California company Zipline plans to make flying medical supplies a reality in Ghana by having four distribution centers operate 600 on-demand flights. The drones will deliver supplies to medical facilities in less than half an hour; the company says it can increase its delivery frequency to thousands per day.
Another area where drones could prove useful is food delivery. Uber Eats, Uber’s food delivery unit recently partnered with a company called ModalAI, which develops technology that enables drones to navigate without GPS without interference.
5. Drones for Hospitality & Tourism
Since 2016, entrepreneurs have been looking for ways to use drones in the hospitality and tourism sector. A Toronto-based company called HOK proposed Driftscape-a self-sustaining hotel that allows guests to land modular units called Driftcrafts in usually unreachable locations. Each pod can accommodate two people and accommodate a three-day stay. There is an oasis on the site that provides food and drinks.
Besides big picture ideas, drones are also being used to shake cocktails in hotels. Marriott has incorporated drone technology to shake drinks. Michael Cirino, a Brooklyn innovator has created the “Test Pilot” cocktail which uses drone technology to shake drinks. When combined with AI, drones can be used to deliver packages, food, and dry cleaning autonomously. Companies such as Unsupervised AI and LG are pioneering drone technology in hospitality environments.
Drones are not limited to performing tasks in hospitality, Marriott has created the Drone Experience Program in partnership with DJI. “The program will allow guests to experience DJI’s innovative drone technology. The use of drones for security, property maintenance, visual marketing, and even life-guarding is currently being explored, and guests should not be surprised to see this trend develop soon.
6. Drones for Retail
Many retail deliveries are already packaged for transportation, making them a perfect candidate for aerial delivery in the near future. As a result of the increasing number of people shopping from home, delivery companies and retail outlets are currently offering bonuses to new signups.
Additionally, retail outlets can take advantage of the convenience of being close to consumers and warehouses to make deliveries. Wal-Mart estimated that 90% of Americans live within 10 miles of a Wal-Mart store just a year ago. Drones, which can deliver time and cost savings, seem primed for cost cutting and innovation in the “last mile” of the shipping process.
7. Drones for Advertising / Visual / News
Currently, drones are expensive and difficult to obtain. DroneCast markets itself as a drone-based advertising platform. They employ drones that can display ads up to two feet wide by six feet long and offer sales stunts and provide the ability to drop branding items.
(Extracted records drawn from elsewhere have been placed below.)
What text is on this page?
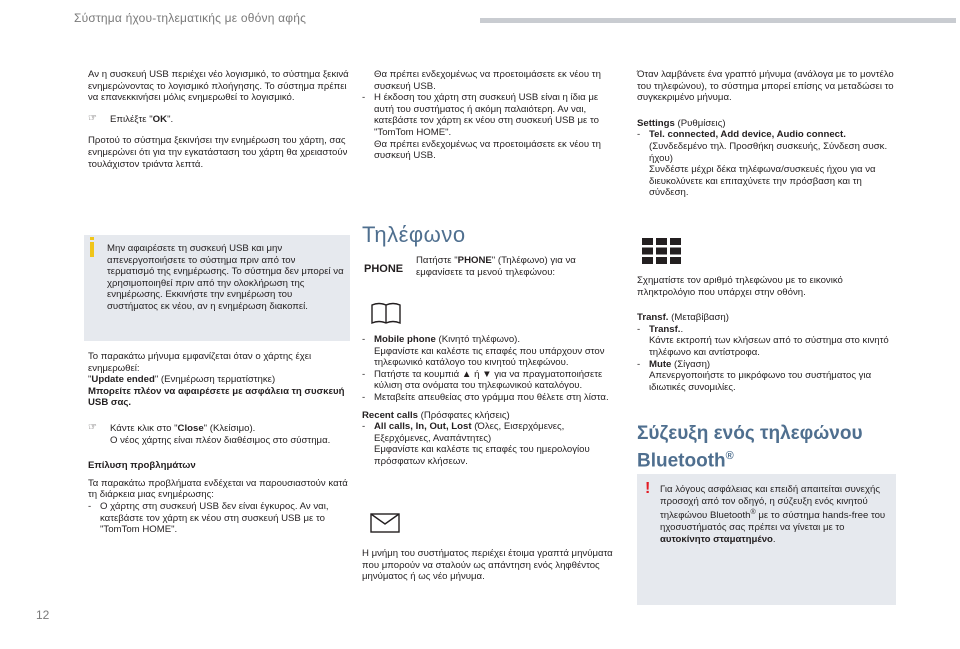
Σύστημα ήχου-τηλεματικής με οθόνη αφής

Αν η συσκευή USB περιέχει νέο λογισμικό, το σύστημα ξεκινά ενημερώνοντας το λογισμικό πλοήγησης. Το σύστημα πρέπει να επανεκκινήσει μόλις ενημερωθεί το λογισμικό.

☞ Επιλέξτε "OK".

Προτού το σύστημα ξεκινήσει την ενημέρωση του χάρτη, σας ενημερώνει ότι για την εγκατάσταση του χάρτη θα χρειαστούν τουλάχιστον τριάντα λεπτά.

Μην αφαιρέσετε τη συσκευή USB και μην απενεργοποιήσετε το σύστημα πριν από τον τερματισμό της ενημέρωσης. Το σύστημα δεν μπορεί να χρησιμοποιηθεί πριν από την ολοκλήρωση της ενημέρωσης. Εκκινήστε την ενημέρωση του συστήματος εκ νέου, αν η ενημέρωση διακοπεί.

Το παρακάτω μήνυμα εμφανίζεται όταν ο χάρτης έχει ενημερωθεί:

"Update ended" (Ενημέρωση τερματίστηκε)

Μπορείτε πλέον να αφαιρέσετε με ασφάλεια τη συσκευή USB σας.

☞ Κάντε κλικ στο "Close" (Κλείσιμο).

Ο νέος χάρτης είναι πλέον διαθέσιμος στο σύστημα.

Επίλυση προβλημάτων

Τα παρακάτω προβλήματα ενδέχεται να παρουσιαστούν κατά τη διάρκεια μιας ενημέρωσης:

- Ο χάρτης στη συσκευή USB δεν είναι έγκυρος. Αν ναι, κατεβάστε τον χάρτη εκ νέου στη συσκευή USB με το "TomTom HOME".

Θα πρέπει ενδεχομένως να προετοιμάσετε εκ νέου τη συσκευή USB.

- Η έκδοση του χάρτη στη συσκευή USB είναι η ίδια με αυτή του συστήματος ή ακόμη παλαιότερη. Αν ναι, κατεβάστε τον χάρτη εκ νέου στη συσκευή USB με το "TomTom HOME".

Θα πρέπει ενδεχομένως να προετοιμάσετε εκ νέου τη συσκευή USB.

Τηλέφωνο
PHONE
Πατήστε "PHONE" (Τηλέφωνο) για να εμφανίσετε τα μενού τηλεφώνου:

- Mobile phone (Κινητό τηλέφωνο).

Εμφανίστε και καλέστε τις επαφές που υπάρχουν στον τηλεφωνικό κατάλογο του κινητού τηλεφώνου.

- Πατήστε τα κουμπιά ▲ ή ▼ για να πραγματοποιήσετε κύλιση στα ονόματα του τηλεφωνικού καταλόγου.

- Μεταβείτε απευθείας στο γράμμα που θέλετε στη λίστα.

Recent calls (Πρόσφατες κλήσεις)

- All calls, In, Out, Lost (Όλες, Εισερχόμενες, Εξερχόμενες, Αναπάντητες)

Εμφανίστε και καλέστε τις επαφές του ημερολογίου πρόσφατων κλήσεων.

Η μνήμη του συστήματος περιέχει έτοιμα γραπτά μηνύματα που μπορούν να σταλούν ως απάντηση ενός ληφθέντος μηνύματος ή ως νέο μήνυμα.

Όταν λαμβάνετε ένα γραπτό μήνυμα (ανάλογα με το μοντέλο του τηλεφώνου), το σύστημα μπορεί επίσης να μεταδώσει το συγκεκριμένο μήνυμα.

Settings (Ρυθμίσεις)

- Tel. connected, Add device, Audio connect.

(Συνδεδεμένο τηλ. Προσθήκη συσκευής, Σύνδεση συσκ. ήχου)

Συνδέστε μέχρι δέκα τηλέφωνα/συσκευές ήχου για να διευκολύνετε και επιταχύνετε την πρόσβαση και τη σύνδεση.

Σχηματίστε τον αριθμό τηλεφώνου με το εικονικό πληκτρολόγιο που υπάρχει στην οθόνη.

Transf. (Μεταβίβαση)

- Transf..

Κάντε εκτροπή των κλήσεων από το σύστημα στο κινητό τηλέφωνο και αντίστροφα.

- Mute (Σίγαση)

Απενεργοποιήστε το μικρόφωνο του συστήματος για ιδιωτικές συνομιλίες.

Σύζευξη ενός τηλεφώνου
Bluetooth®
! Για λόγους ασφάλειας και επειδή απαιτείται συνεχής προσοχή από τον οδηγό, η σύζευξη ενός κινητού τηλεφώνου Bluetooth® με το σύστημα hands-free του ηχοσυστήματός σας πρέπει να γίνεται με το αυτοκίνητο σταματημένο.
12
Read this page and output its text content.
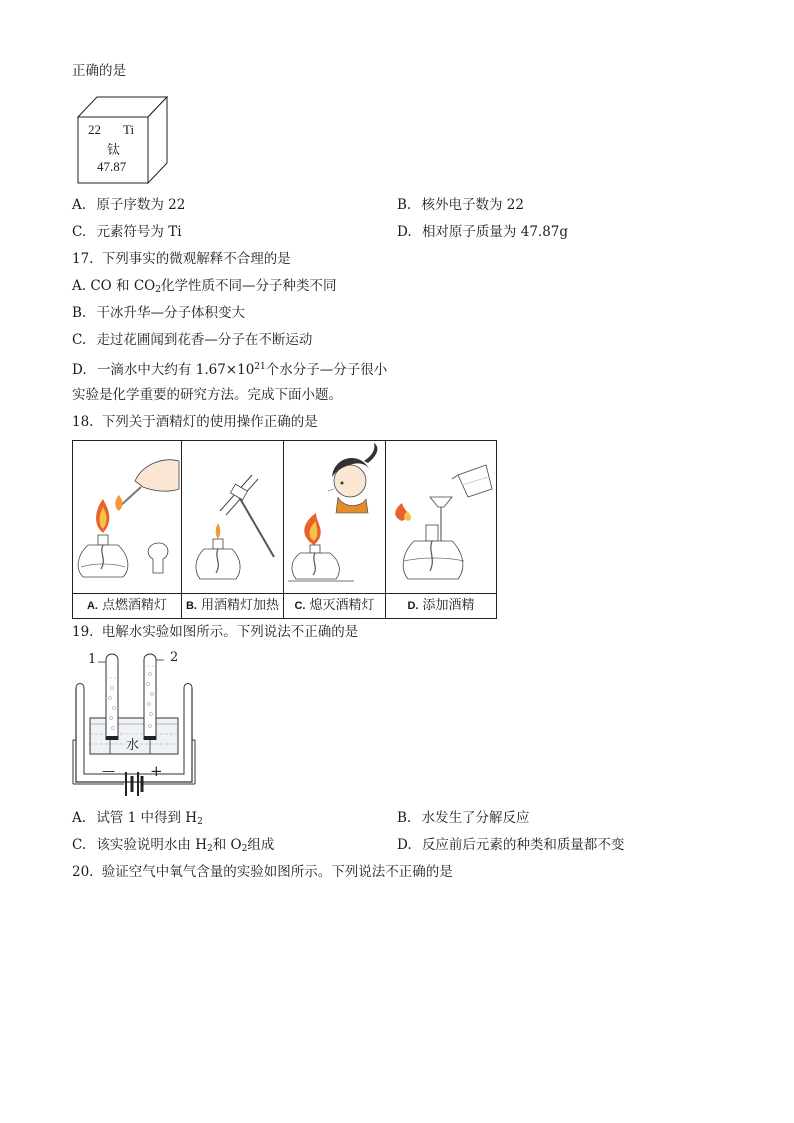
正确的是
22 Ti
钛
47.87
A. 原子序数为 22	B. 核外电子数为 22
C. 元素符号为 Ti	D. 相对原子质量为 47.87g
17. 下列事实的微观解释不合理的是
A. CO 和 $CO_2$化学性质不同—分子种类不同
B. 干冰升华—分子体积变大
C. 走过花圃闻到花香—分子在不断运动
D. 一滴水中大约有 $1.67\times 10^{21}$个水分子—分子很小
实验是化学重要的研究方法。完成下面小题。
18. 下列关于酒精灯的使用操作正确的是
A. 点燃酒精灯	B. 用酒精灯加热	C. 熄灭酒精灯	D. 添加酒精
19. 电解水实验如图所示。下列说法不正确的是
1	2
水
— +
A. 试管 1 中得到 $H_2$	B. 水发生了分解反应
C. 该实验说明水由 $H_2$和 $O_2$组成	D. 反应前后元素的种类和质量都不变
20. 验证空气中氧气含量的实验如图所示。下列说法不正确的是
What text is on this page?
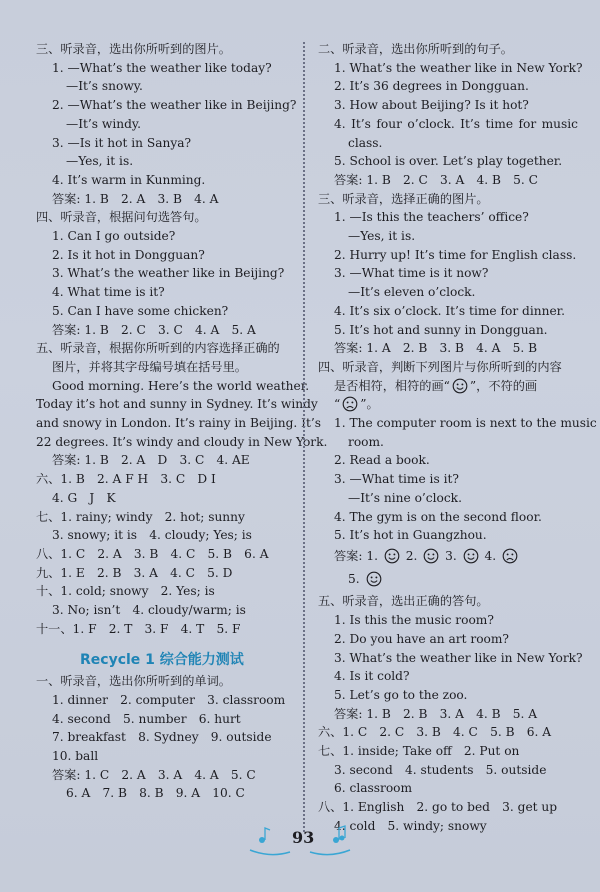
三、听录音，选出你所听到的图片。
1. —What’s the weather like today?
—It’s snowy.
2. —What’s the weather like in Beijing?
—It’s windy.
3. —Is it hot in Sanya?
—Yes, it is.
4. It’s warm in Kunming.
答案: 1. B　2. A　3. B　4. A
四、听录音，根据问句选答句。
1. Can I go outside?
2. Is it hot in Dongguan?
3. What’s the weather like in Beijing?
4. What time is it?
5. Can I have some chicken?
答案: 1. B　2. C　3. C　4. A　5. A
五、听录音，根据你所听到的内容选择正确的
图片，并将其字母编号填在括号里。
Good morning. Here’s the world weather.
Today it’s hot and sunny in Sydney. It’s windy
and snowy in London. It’s rainy in Beijing. It’s
22 degrees. It’s windy and cloudy in New York.
答案: 1. B　2. A　D　3. C　4. AE
六、1. B　2. A F H　3. C　D I
4. G　J　K
七、1. rainy; windy　2. hot; sunny
3. snowy; it is　4. cloudy; Yes; is
八、1. C　2. A　3. B　4. C　5. B　6. A
九、1. E　2. B　3. A　4. C　5. D
十、1. cold; snowy　2. Yes; is
3. No; isn’t　4. cloudy/warm; is
十一、1. F　2. T　3. F　4. T　5. F
Recycle 1 综合能力测试
一、听录音，选出你所听到的单词。
1. dinner　2. computer　3. classroom
4. second　5. number　6. hurt
7. breakfast　8. Sydney　9. outside
10. ball
答案: 1. C　2. A　3. A　4. A　5. C
6. A　7. B　8. B　9. A　10. C
二、听录音，选出你所听到的句子。
1. What’s the weather like in New York?
2. It’s 36 degrees in Dongguan.
3. How about Beijing? Is it hot?
4. It’s four o’clock. It’s time for music
class.
5. School is over. Let’s play together.
答案: 1. B　2. C　3. A　4. B　5. C
三、听录音，选择正确的图片。
1. —Is this the teachers’ office?
—Yes, it is.
2. Hurry up! It’s time for English class.
3. —What time is it now?
—It’s eleven o’clock.
4. It’s six o’clock. It’s time for dinner.
5. It’s hot and sunny in Dongguan.
答案: 1. A　2. B　3. B　4. A　5. B
四、听录音，判断下列图片与你所听到的内容
是否相符，相符的画“ ”，不符的画
“ ”。
1. The computer room is next to the music
room.
2. Read a book.
3. —What time is it?
—It’s nine o’clock.
4. The gym is on the second floor.
5. It’s hot in Guangzhou.
答案: 1. 2. 3. 4.
5.
五、听录音，选出正确的答句。
1. Is this the music room?
2. Do you have an art room?
3. What’s the weather like in New York?
4. Is it cold?
5. Let’s go to the zoo.
答案: 1. B　2. B　3. A　4. B　5. A
六、1. C　2. C　3. B　4. C　5. B　6. A
七、1. inside; Take off　2. Put on
3. second　4. students　5. outside
6. classroom
八、1. English　2. go to bed　3. get up
4. cold　5. windy; snowy
93
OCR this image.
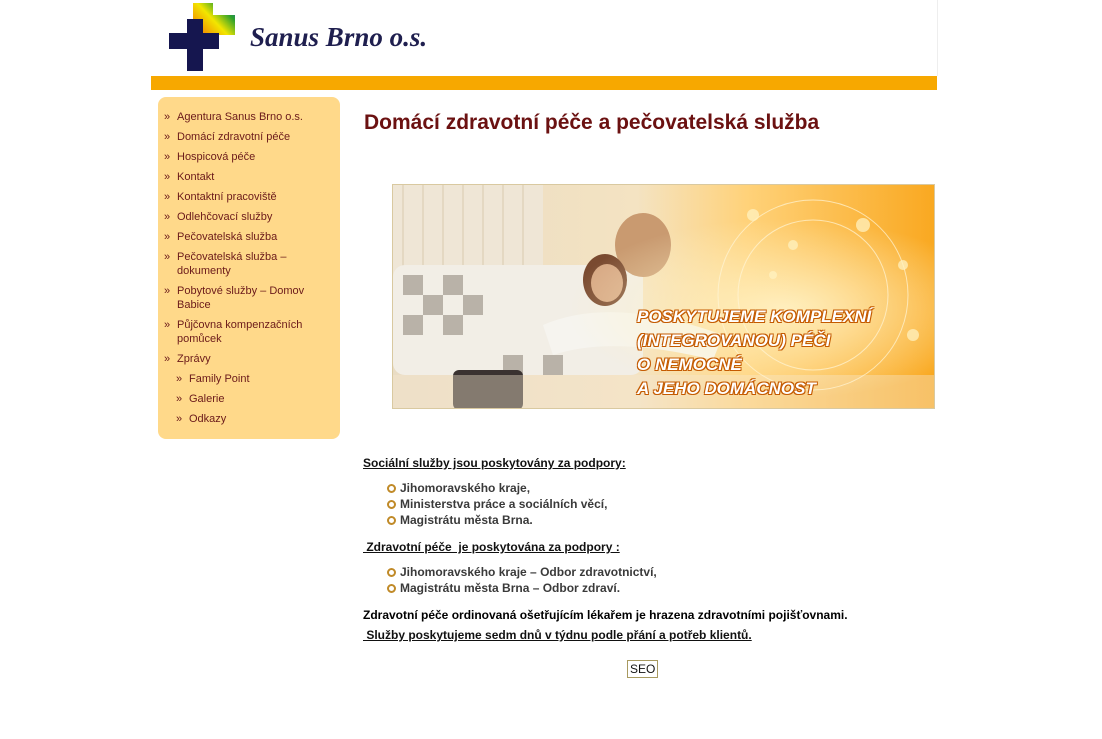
Sanus Brno o.s.
» Agentura Sanus Brno o.s.
» Domácí zdravotní péče
» Hospicová péče
» Kontakt
» Kontaktní pracoviště
» Odlehčovací služby
» Pečovatelská služba
» Pečovatelská služba – dokumenty
» Pobytové služby – Domov Babice
» Půjčovna kompenzačních pomůcek
» Zprávy
» Family Point
» Galerie
» Odkazy
Domácí zdravotní péče a pečovatelská služba
POSKYTUJEME KOMPLEXNÍ
(INTEGROVANOU) PÉČI
O NEMOCNÉ
A JEHO DOMÁCNOST

Sociální služby jsou poskytovány za podpory:

Jihomoravského kraje,
Ministerstva práce a sociálních věcí,
Magistrátu města Brna.

Zdravotní péče  je poskytována za podpory :

Jihomoravského kraje – Odbor zdravotnictví,
Magistrátu města Brna – Odbor zdraví.

Zdravotní péče ordinovaná ošetřujícím lékařem je hrazena zdravotními pojišťovnami.

Služby poskytujeme sedm dnů v týdnu podle přání a potřeb klientů.

SEO
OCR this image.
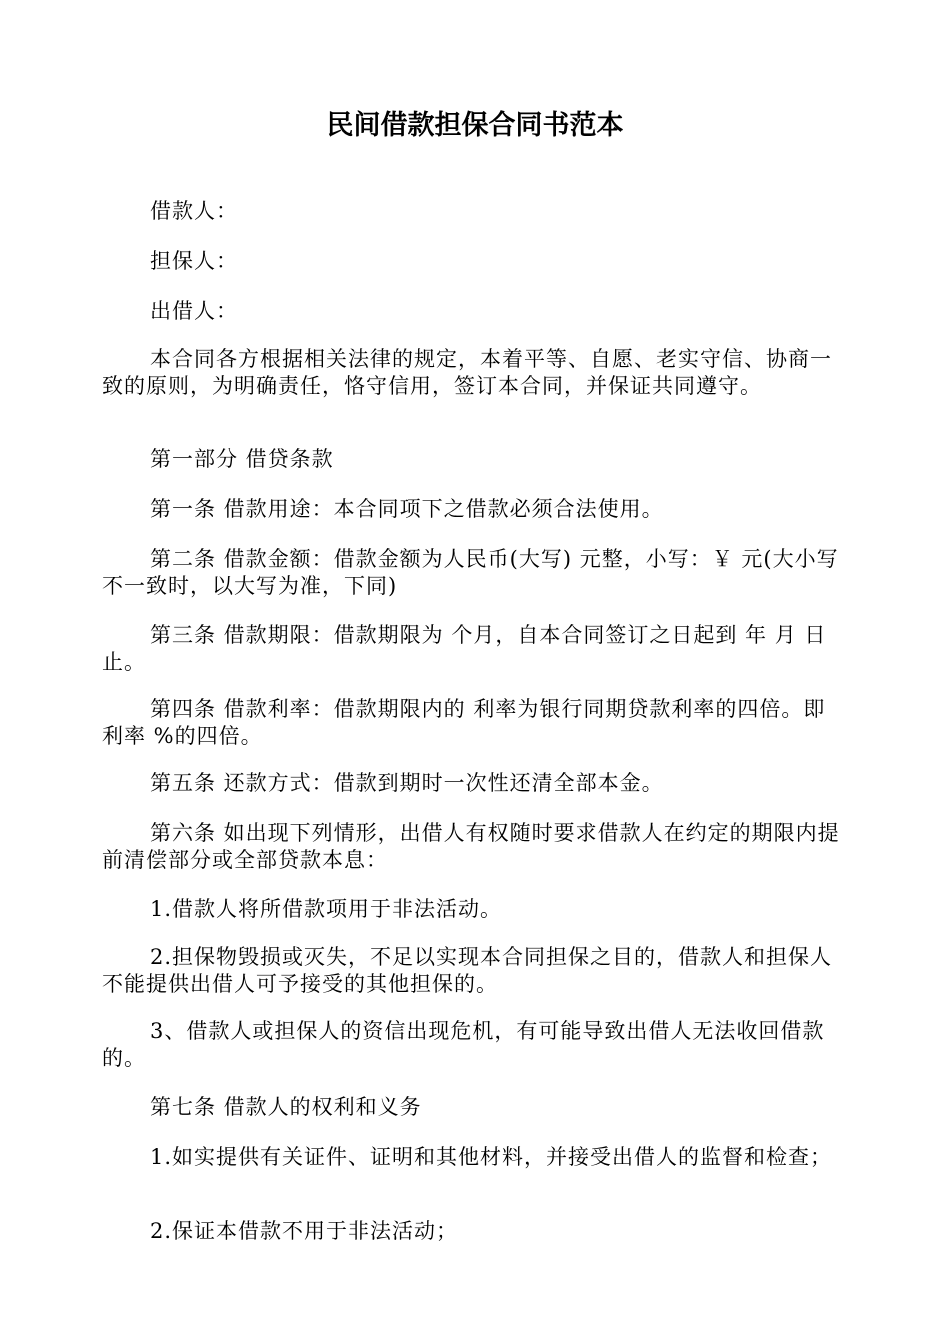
民间借款担保合同书范本
借款人：
担保人：
出借人：
本合同各方根据相关法律的规定，本着平等、自愿、老实守信、协商一致的原则，为明确责任，恪守信用，签订本合同，并保证共同遵守。
第一部分 借贷条款
第一条 借款用途：本合同项下之借款必须合法使用。
第二条 借款金额：借款金额为人民币(大写) 元整，小写：￥ 元(大小写不一致时，以大写为准，下同)
第三条 借款期限：借款期限为 个月，自本合同签订之日起到 年 月 日止。
第四条 借款利率：借款期限内的 利率为银行同期贷款利率的四倍。即 利率 %的四倍。
第五条 还款方式：借款到期时一次性还清全部本金。
第六条 如出现下列情形，出借人有权随时要求借款人在约定的期限内提前清偿部分或全部贷款本息：
1.借款人将所借款项用于非法活动。
2.担保物毁损或灭失，不足以实现本合同担保之目的，借款人和担保人不能提供出借人可予接受的其他担保的。
3、借款人或担保人的资信出现危机，有可能导致出借人无法收回借款的。
第七条 借款人的权利和义务
1.如实提供有关证件、证明和其他材料，并接受出借人的监督和检查；
2.保证本借款不用于非法活动；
Aerial perspectives can be captured without the use of planes, helicopters, and other manned craft through drones. Whether for cinematography, videography, or photography, acquiring these shots is certainly less expensive and easier to reach.
Journalism may benefit from drone photography. Many large publications use helicopters or planes, which require personnel on the ground for operation, whereas drones can remove journalists from dangerous areas while still allowing them to cover the story.
2016 saw the launch of CNN’s drone division, where two full-time drone operators were designated for aerial imagery and reporting. The demand for up-to-the-minute pictures and access to news helped drive the LAANC (Low Altitude Authorization and Notification Capability) process.
It is imperative that you pay attention to the legal, regulatory, privacy, and social issues regarding drone usage as not doing so could hamper drone usage. Businesses that have the ability to see, sense, move, or transform should consider drone use. Having said that, professionally flown drones offer unique capabilities and benefits that are not currently available from other platforms.